Francis Jukes (1745-1812)
This print of Thundridge Bury House with the Old Church in the background was given by Miss Maria Ford, the Wadesmill postmistress, to Jane Amy Matilda Hanbury (1854-1925 – née Leslie), wife of Edmund Smith Hanbury (1850-1913), owner of Poles Estate in Thundridge (n.b. it is possible, but less likely, that it was given to their daughter, Amy Rhona Hanbury, who would have been about 11 years old at that time). In 1901, Miss Ford was probably about 77. We say “probably” as it seems that perhaps there might have been a little age-related shyness on her part, as she reports her age in the 1861, 71 and 81 census’ consistently as 38, 47 and 57 respectively, but then undergoes a startling slowing down, reporting her age to be only 60 in 1891 and 74 in 1901!

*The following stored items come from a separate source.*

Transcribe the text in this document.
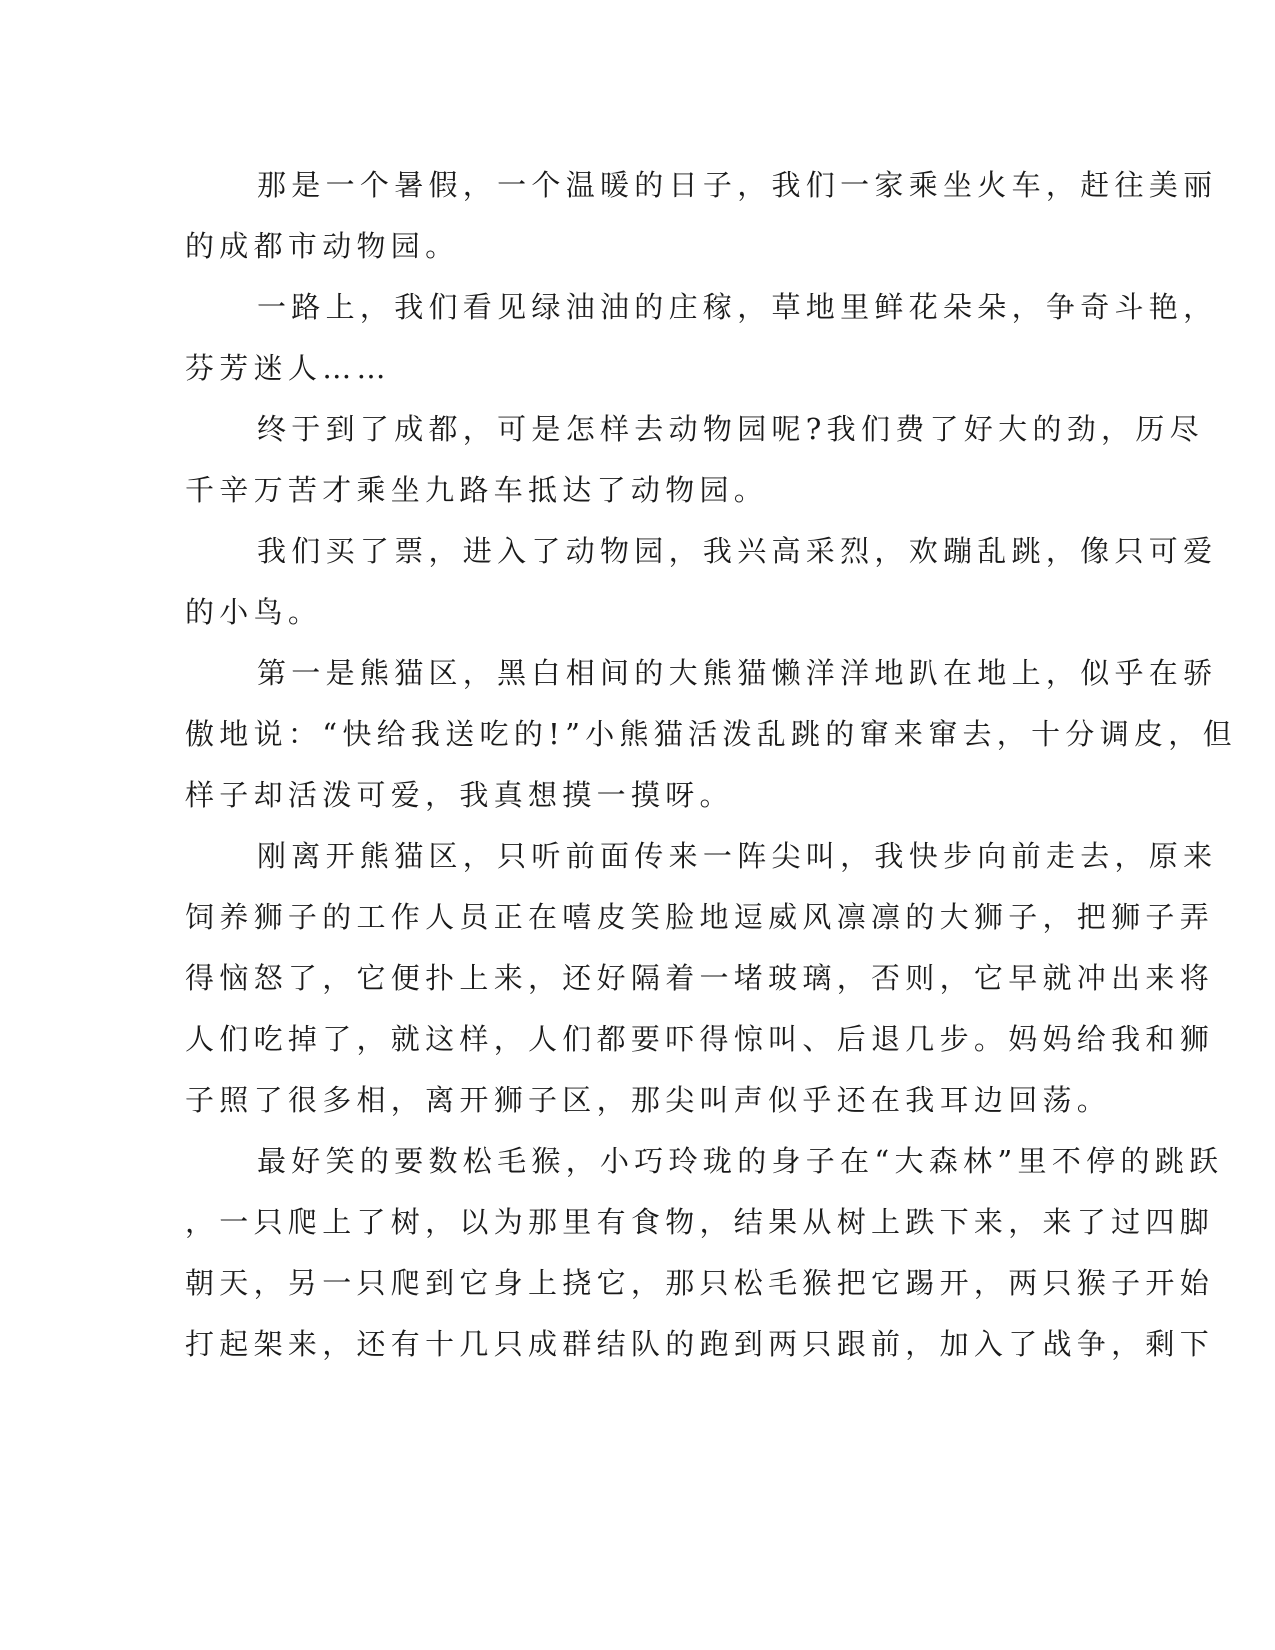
那是一个暑假，一个温暖的日子，我们一家乘坐火车，赶往美丽
的成都市动物园。
一路上，我们看见绿油油的庄稼，草地里鲜花朵朵，争奇斗艳，
芬芳迷人……
终于到了成都，可是怎样去动物园呢?我们费了好大的劲，历尽
千辛万苦才乘坐九路车抵达了动物园。
我们买了票，进入了动物园，我兴高采烈，欢蹦乱跳，像只可爱
的小鸟。
第一是熊猫区，黑白相间的大熊猫懒洋洋地趴在地上，似乎在骄
傲地说：“快给我送吃的!”小熊猫活泼乱跳的窜来窜去，十分调皮，但
样子却活泼可爱，我真想摸一摸呀。
刚离开熊猫区，只听前面传来一阵尖叫，我快步向前走去，原来
饲养狮子的工作人员正在嘻皮笑脸地逗威风凛凛的大狮子，把狮子弄
得恼怒了，它便扑上来，还好隔着一堵玻璃，否则，它早就冲出来将
人们吃掉了，就这样，人们都要吓得惊叫、后退几步。妈妈给我和狮
子照了很多相，离开狮子区，那尖叫声似乎还在我耳边回荡。
最好笑的要数松毛猴，小巧玲珑的身子在“大森林”里不停的跳跃
，一只爬上了树，以为那里有食物，结果从树上跌下来，来了过四脚
朝天，另一只爬到它身上挠它，那只松毛猴把它踢开，两只猴子开始
打起架来，还有十几只成群结队的跑到两只跟前，加入了战争，剩下
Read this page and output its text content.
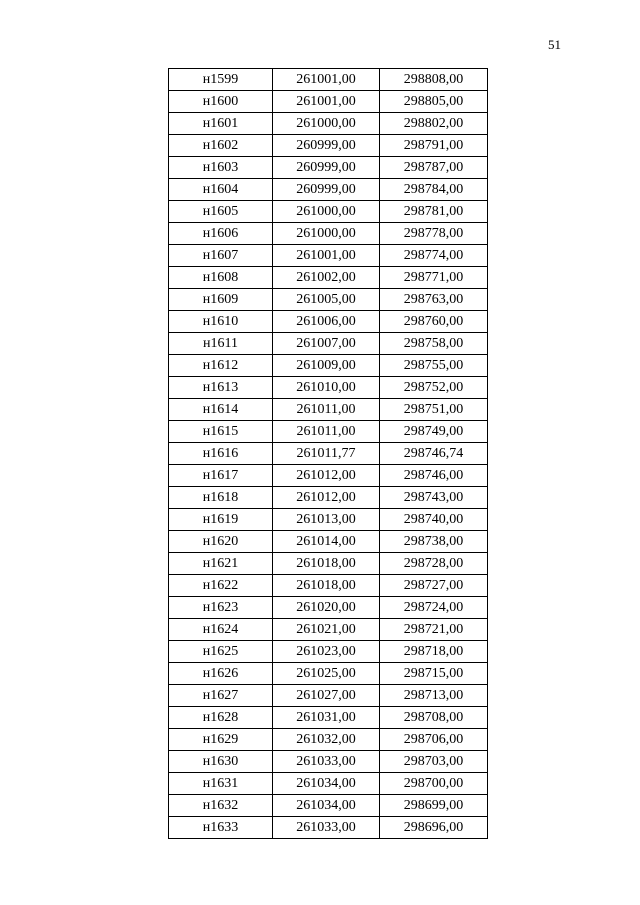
51
н1599	261001,00	298808,00
н1600	261001,00	298805,00
н1601	261000,00	298802,00
н1602	260999,00	298791,00
н1603	260999,00	298787,00
н1604	260999,00	298784,00
н1605	261000,00	298781,00
н1606	261000,00	298778,00
н1607	261001,00	298774,00
н1608	261002,00	298771,00
н1609	261005,00	298763,00
н1610	261006,00	298760,00
н1611	261007,00	298758,00
н1612	261009,00	298755,00
н1613	261010,00	298752,00
н1614	261011,00	298751,00
н1615	261011,00	298749,00
н1616	261011,77	298746,74
н1617	261012,00	298746,00
н1618	261012,00	298743,00
н1619	261013,00	298740,00
н1620	261014,00	298738,00
н1621	261018,00	298728,00
н1622	261018,00	298727,00
н1623	261020,00	298724,00
н1624	261021,00	298721,00
н1625	261023,00	298718,00
н1626	261025,00	298715,00
н1627	261027,00	298713,00
н1628	261031,00	298708,00
н1629	261032,00	298706,00
н1630	261033,00	298703,00
н1631	261034,00	298700,00
н1632	261034,00	298699,00
н1633	261033,00	298696,00
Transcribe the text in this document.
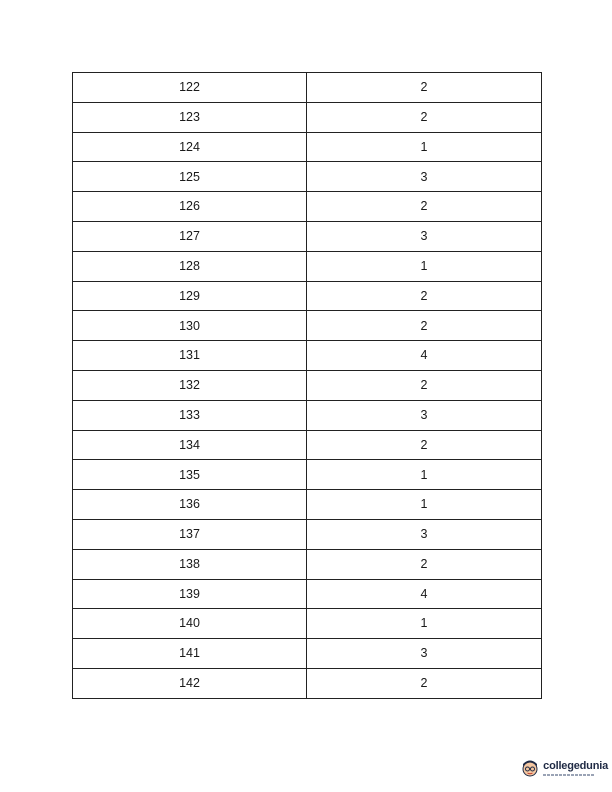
122	2
123	2
124	1
125	3
126	2
127	3
128	1
129	2
130	2
131	4
132	2
133	3
134	2
135	1
136	1
137	3
138	2
139	4
140	1
141	3
142	2
collegedunia
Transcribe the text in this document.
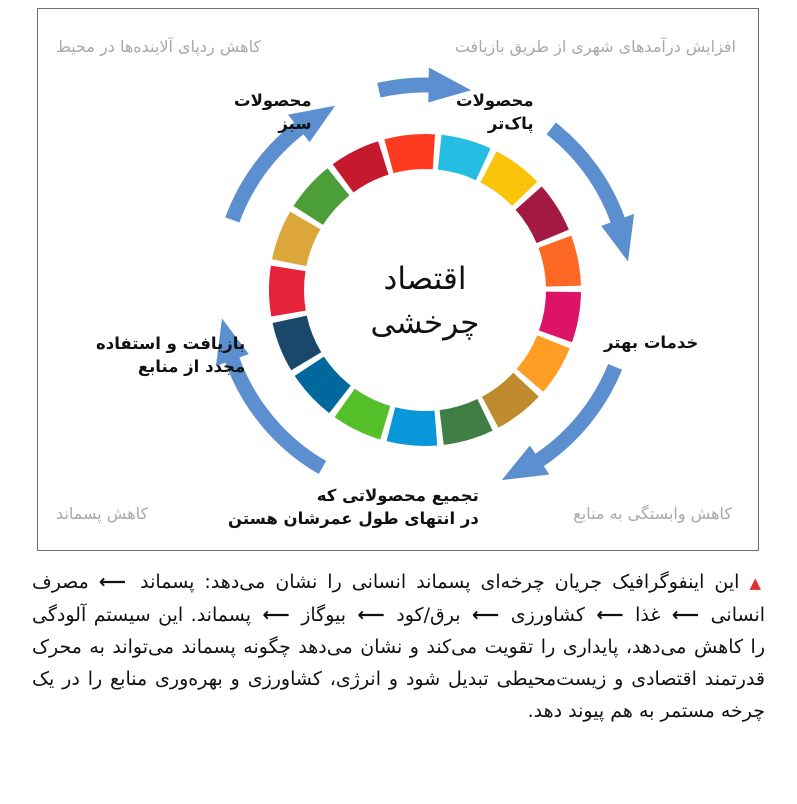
افزایش درآمدهای شهری از طریق بازیافت
کاهش ردپای آلاینده‌ها در محیط
کاهش وابستگی به منابع
کاهش پسماند
محصولات
پاک‌تر
محصولات
سبز
خدمات بهتر
تجمیع محصولاتی که
در انتهای طول عمرشان هستن
بازیافت و استفاده
مجدد از منابع
اقتصاد
چرخشی
▲ این اینفوگرافیک جریان چرخه‌ای پسماند انسانی را نشان می‌دهد: پسماند ⟵ مصرف انسانی ⟵ غذا ⟵ کشاورزی ⟵ برق/کود ⟵ بیوگاز ⟵ پسماند. این سیستم آلودگی را کاهش می‌دهد، پایداری را تقویت می‌کند و نشان می‌دهد چگونه پسماند می‌تواند به محرک قدرتمند اقتصادی و زیست‌محیطی تبدیل شود و انرژی، کشاورزی و بهره‌وری منابع را در یک چرخه مستمر به هم پیوند دهد.
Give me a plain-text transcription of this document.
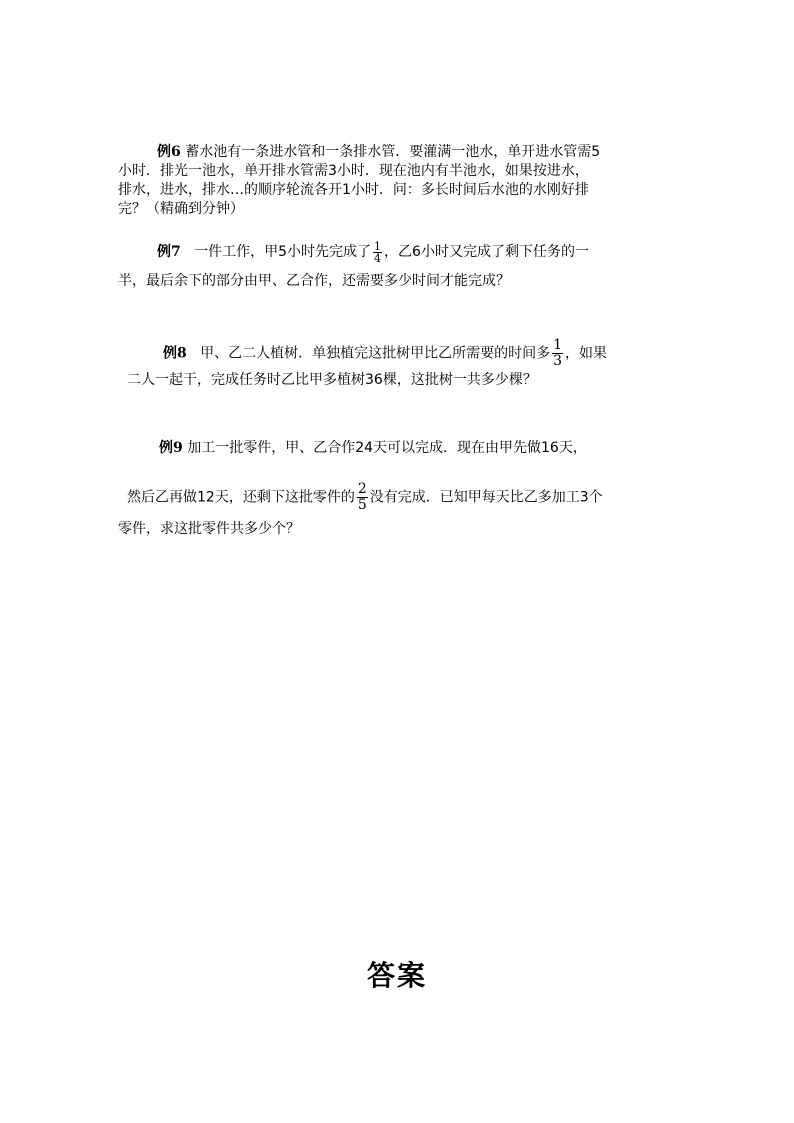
例6 蓄水池有一条进水管和一条排水管．要灌满一池水，单开进水管需5

小时．排光一池水，单开排水管需3小时．现在池内有半池水，如果按进水，

排水，进水，排水…的顺序轮流各开1小时．问：多长时间后水池的水刚好排

完？（精确到分钟）

例7 一件工作，甲5小时先完成了 $\frac{1}{4}$ ，乙6小时又完成了剩下任务的一

半，最后余下的部分由甲、乙合作，还需要多少时间才能完成？

例8 甲、乙二人植树．单独植完这批树甲比乙所需要的时间多 $\frac{1}{3}$ ，如果

二人一起干，完成任务时乙比甲多植树36棵，这批树一共多少棵？

例9 加工一批零件，甲、乙合作24天可以完成．现在由甲先做16天，

然后乙再做12天，还剩下这批零件的 $\frac{2}{5}$ 没有完成．已知甲每天比乙多加工3个

零件，求这批零件共多少个？

答案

It seems that the state of repair of The Old Church is not a new topic! In 1843 – before the demolition of the main part of the church, and prior to the construction of the new church – Mr. Thomas Smith was approached to provide an estimate and recommendation regarding repairs. The above is the transcript of that correspondence, and as we can see, he is not overly optimistic about the process! Of interest is reference to the inclusion of the “iron ties lately introduced”, but which he considers to be only of “some assistance to keep the work together for a short time”. Thankfully, in this he appears to have been wrong, as the same iron ties are still visible today – some 175 years later – having apparently done an admirable job in assisting the structure to remain present and standing!